Comincia ad albeggiare e il cielo si tinge di un azzurro simile al colore di uno zaffiro. È uno spettacolo meraviglioso, ma non abbiamo il tempo di godercelo quanto vorremmo, dobbiamo continuare il nostro viaggio. Sto per richiamare Dante, quando ci appare un vecchio dalla lunga barba bianca che, squadrandoci da capo a piedi con sguardo severo, ci domanda chi siamo e come abbiamo fatto ad arrivare lì. Probabilmente crede che siamo dannati fuggiti dall’Inferno e non posso dargli torto, visto come siamo sporchi di fumo e di terra. Istintivamente, faccio inginocchiare il mio protetto di fronte al vecchio in segno di umiltà e prendo la parola. Conosco quest’uomo, è Catone l’Uticense, colui che, pur di non cedere la propria libertà in favore della dittatura di Cesare, si era tolto la vita. Proprio per essere stato un simbolo di libertà non è stato condannato all’Inferno, ma posto a guardia del Purgatorio. Gli spiego che una donna del cielo, Beatrice, mi aveva pregato di fare da guida a Dante attraverso l’Inferno per ricondurlo alla salvezza. Preferisco non raccontare a Catone di tutto il nostro viaggio, ma lo prego di farci proseguire il cammino per quella libertà che era stata tanto preziosa per lui. Concludo il mio discorso ricordandogli di Marzia, sua amata, che ora si trova nel Limbo, dicendogli che, se ci lascerà passare, le parlerò di lui una volta tornato laggiù. Catone, pur affermando che oramai l’amore per Marzia non ha alcuna influenza su di lui, acconsente a lasciarci passare e mi invita a lavare il viso di Dante per ripulirlo dalla fuliggine. Detto questo, scompare.

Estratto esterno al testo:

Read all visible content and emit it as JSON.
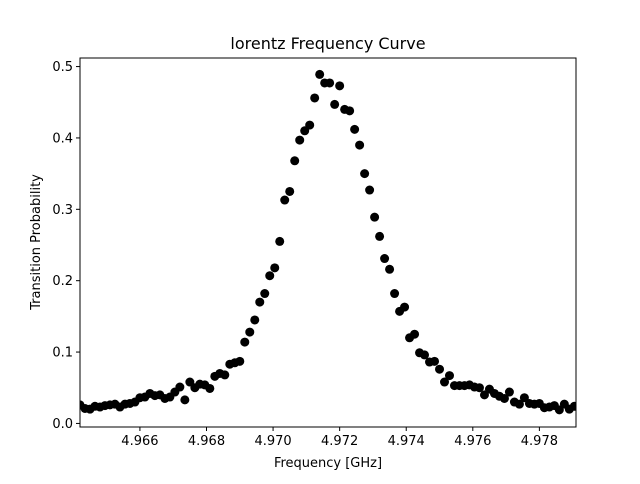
{
  "chart_data": {
    "type": "scatter",
    "title": "lorentz Frequency Curve",
    "xlabel": "Frequency [GHz]",
    "ylabel": "Transition Probability",
    "xlim": [
      4.9642,
      4.9791
    ],
    "ylim": [
      -0.005,
      0.512
    ],
    "xticks": [
      {
        "value": 4.966,
        "label": "4.966"
      },
      {
        "value": 4.968,
        "label": "4.968"
      },
      {
        "value": 4.97,
        "label": "4.970"
      },
      {
        "value": 4.972,
        "label": "4.972"
      },
      {
        "value": 4.974,
        "label": "4.974"
      },
      {
        "value": 4.976,
        "label": "4.976"
      },
      {
        "value": 4.978,
        "label": "4.978"
      }
    ],
    "yticks": [
      {
        "value": 0.0,
        "label": "0.0"
      },
      {
        "value": 0.1,
        "label": "0.1"
      },
      {
        "value": 0.2,
        "label": "0.2"
      },
      {
        "value": 0.3,
        "label": "0.3"
      },
      {
        "value": 0.4,
        "label": "0.4"
      },
      {
        "value": 0.5,
        "label": "0.5"
      }
    ],
    "grid": false,
    "marker_color": "#000000",
    "series": [
      {
        "x": [
          4.9642,
          4.96435,
          4.9645,
          4.96465,
          4.9648,
          4.96495,
          4.9651,
          4.96525,
          4.9654,
          4.96555,
          4.9657,
          4.96585,
          4.966,
          4.96615,
          4.9663,
          4.96645,
          4.9666,
          4.96675,
          4.9669,
          4.96705,
          4.9672,
          4.96735,
          4.9675,
          4.96765,
          4.9678,
          4.96795,
          4.9681,
          4.96825,
          4.9684,
          4.96855,
          4.9687,
          4.96885,
          4.969,
          4.96915,
          4.9693,
          4.96945,
          4.9696,
          4.96975,
          4.9699,
          4.97005,
          4.9702,
          4.97035,
          4.9705,
          4.97065,
          4.9708,
          4.97095,
          4.9711,
          4.97125,
          4.9714,
          4.97155,
          4.9717,
          4.97185,
          4.972,
          4.97215,
          4.9723,
          4.97245,
          4.9726,
          4.97275,
          4.9729,
          4.97305,
          4.9732,
          4.97335,
          4.9735,
          4.97365,
          4.9738,
          4.97395,
          4.9741,
          4.97425,
          4.9744,
          4.97455,
          4.9747,
          4.97485,
          4.975,
          4.97515,
          4.9753,
          4.97545,
          4.9756,
          4.97575,
          4.9759,
          4.97605,
          4.9762,
          4.97635,
          4.9765,
          4.97665,
          4.9768,
          4.97695,
          4.9771,
          4.97725,
          4.9774,
          4.97755,
          4.9777,
          4.97785,
          4.978,
          4.97815,
          4.9783,
          4.97845,
          4.9786,
          4.97875,
          4.9789,
          4.97905
        ],
        "y": [
          0.026,
          0.021,
          0.02,
          0.024,
          0.023,
          0.025,
          0.026,
          0.027,
          0.023,
          0.027,
          0.028,
          0.03,
          0.036,
          0.037,
          0.042,
          0.039,
          0.04,
          0.035,
          0.037,
          0.044,
          0.051,
          0.033,
          0.058,
          0.05,
          0.055,
          0.054,
          0.049,
          0.066,
          0.07,
          0.068,
          0.083,
          0.085,
          0.087,
          0.114,
          0.128,
          0.145,
          0.17,
          0.182,
          0.207,
          0.218,
          0.255,
          0.313,
          0.325,
          0.368,
          0.397,
          0.41,
          0.418,
          0.456,
          0.489,
          0.477,
          0.477,
          0.447,
          0.473,
          0.44,
          0.438,
          0.412,
          0.39,
          0.35,
          0.327,
          0.289,
          0.262,
          0.231,
          0.216,
          0.182,
          0.157,
          0.163,
          0.12,
          0.125,
          0.099,
          0.096,
          0.086,
          0.087,
          0.076,
          0.058,
          0.067,
          0.053,
          0.053,
          0.053,
          0.054,
          0.051,
          0.05,
          0.04,
          0.048,
          0.042,
          0.038,
          0.035,
          0.044,
          0.03,
          0.027,
          0.036,
          0.028,
          0.027,
          0.028,
          0.022,
          0.023,
          0.025,
          0.019,
          0.027,
          0.02,
          0.024
        ]
      }
    ]
  }
}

Faccio rialzare Dante e lo porto dove la spiaggia è più bassa per raccogliere della rugiada con cui togliergli la sporcizia dal volto. Mentre mi dedico a questo rito, penso a Catone e a come il fatto di essere morto per la sua libertà l’abbia reso così tanto degno di rispetto da essere stato scelto come guardiano del monte Purgatorio. Mi chiedo se anche tra settecento anni ci saranno delle persone come lui, pronte a dare la vita per i propri ideali. Penso che l’unico vantaggio di essere un’anima sia quello di poter vedere ciò che accadrà in futuro, pur riuscendo a distinguere chiaramente solo gli eventi molto lontani nel tempo. Decido di fare affidamento su quest’abilità per scoprire se Catone avrà dei degni successori e, con mia grande gioia, vedo che saranno in molti, donne e uomini, giovani e vecchi, famosi e anonimi che, pur non venendo citati nei libri di storia, faranno la loro parte nella difesa dei propri ideali e del bene comune. Proprio per questa determinazione e per il loro senso di giustizia, molti saranno ostacolati o persino uccisi dai loro oppositori, ma il loro ricordo sarà di esempio alle generazione successive. Tra tutti, mi colpiscono particolarmente le figure di due giudici italiani, Giovanni Falcone e Paolo Borsellino: entrambi desiderosi di liberare il loro Paese dalla corruzione e dalla malavita, si dedicheranno ai processi contro la criminalità organizzata, ma proprio per questo saranno in costante pericolo di vita, fino a quando non verranno uccisi in due tragici attentati che rimarranno nella memoria degli italiani per lungo tempo. Dopo la morte arriveranno anche loro su questa spiaggia, dove, simbolo della lotta per i propri ideali e per la libertà del proprio Paese, resteranno al fianco di Catone come custodi del Purgatorio. È un bene che due uomini come loro ricevano un incarico così importante come ricompensa per le loro ammirevoli azioni.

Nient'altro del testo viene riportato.